You're one of the few whose opinion I would trust on this: how much data would the NSA need to derive TLS encryption keys from encrypted data? I feel like I read once that you could possibly use statistical methods to derive the key if you had enough encrypted source data.
The technique they'd be using to do that would be new to science.
Here it is worth pointing out that Google did something awhile ago to make NSA's job much harder (if their goal is to read everyone's mail): they became aggressive advocates for TLS forward secrecy.
TLS forward secrecy involves the ephemeral Diffie Hellman ciphersuites (which your browser supports). Instead of deriving a session key and using the server's RSA key to convey it, the DHE ciphersuites run the DH protocol to derive a session key between the client and the server, and then use the RSA key to sign the exchange ("breaking the tie" if there was a MITM). The RSA key is never used to convey a session key; if you got all of Google's TLS keys, you would not be able to go back in time and decrypt old sessions that used a DHE ciphersuite.

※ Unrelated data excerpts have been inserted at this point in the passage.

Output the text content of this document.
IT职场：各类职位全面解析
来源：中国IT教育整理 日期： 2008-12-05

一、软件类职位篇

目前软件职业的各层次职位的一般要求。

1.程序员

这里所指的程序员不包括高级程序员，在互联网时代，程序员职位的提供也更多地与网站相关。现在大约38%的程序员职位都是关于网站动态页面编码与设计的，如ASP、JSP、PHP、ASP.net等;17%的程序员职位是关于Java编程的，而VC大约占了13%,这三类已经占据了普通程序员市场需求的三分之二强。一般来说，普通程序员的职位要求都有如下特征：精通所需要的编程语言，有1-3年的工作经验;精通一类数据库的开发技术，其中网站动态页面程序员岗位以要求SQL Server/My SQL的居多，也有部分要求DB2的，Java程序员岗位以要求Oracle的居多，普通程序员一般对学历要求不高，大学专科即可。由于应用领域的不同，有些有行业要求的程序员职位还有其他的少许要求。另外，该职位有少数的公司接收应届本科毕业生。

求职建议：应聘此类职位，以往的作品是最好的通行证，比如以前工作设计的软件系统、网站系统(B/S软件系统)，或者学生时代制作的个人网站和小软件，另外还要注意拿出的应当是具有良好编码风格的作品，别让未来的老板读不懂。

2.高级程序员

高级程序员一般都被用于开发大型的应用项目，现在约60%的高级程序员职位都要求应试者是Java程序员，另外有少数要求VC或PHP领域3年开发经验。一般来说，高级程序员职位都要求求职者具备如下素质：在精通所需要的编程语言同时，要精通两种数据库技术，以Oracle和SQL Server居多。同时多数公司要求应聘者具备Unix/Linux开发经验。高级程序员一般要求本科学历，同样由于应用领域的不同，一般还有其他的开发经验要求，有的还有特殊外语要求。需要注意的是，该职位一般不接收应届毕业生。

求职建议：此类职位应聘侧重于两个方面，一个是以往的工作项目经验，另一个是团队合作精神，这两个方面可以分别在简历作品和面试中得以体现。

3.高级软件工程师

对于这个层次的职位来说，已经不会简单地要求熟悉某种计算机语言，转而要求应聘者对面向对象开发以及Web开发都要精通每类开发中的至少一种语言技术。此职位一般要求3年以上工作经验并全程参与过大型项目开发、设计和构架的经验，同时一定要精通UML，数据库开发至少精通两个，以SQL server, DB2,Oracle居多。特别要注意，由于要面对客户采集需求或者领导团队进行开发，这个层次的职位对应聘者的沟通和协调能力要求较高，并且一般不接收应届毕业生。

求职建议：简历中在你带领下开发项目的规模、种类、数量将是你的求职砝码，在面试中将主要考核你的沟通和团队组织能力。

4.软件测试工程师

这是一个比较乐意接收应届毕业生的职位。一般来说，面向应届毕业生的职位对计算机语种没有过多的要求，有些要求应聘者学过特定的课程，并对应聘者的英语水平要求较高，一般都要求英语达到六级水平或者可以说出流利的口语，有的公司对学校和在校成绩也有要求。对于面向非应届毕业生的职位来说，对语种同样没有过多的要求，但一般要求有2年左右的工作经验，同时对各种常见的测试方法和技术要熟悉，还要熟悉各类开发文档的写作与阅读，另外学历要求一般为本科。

It is also worth pointing out that some of the hardest people working in security show business, including Adam Langley and Michal Zalewski and Justin Schuh, people with unimpeachable reputations in my field, work for Google on these problems.
Only if you assumed he is fully informed. Do you think Google chief software architect would fall within "need to know", if Google had been ordered to hand over their SSL private keys? I doubt it.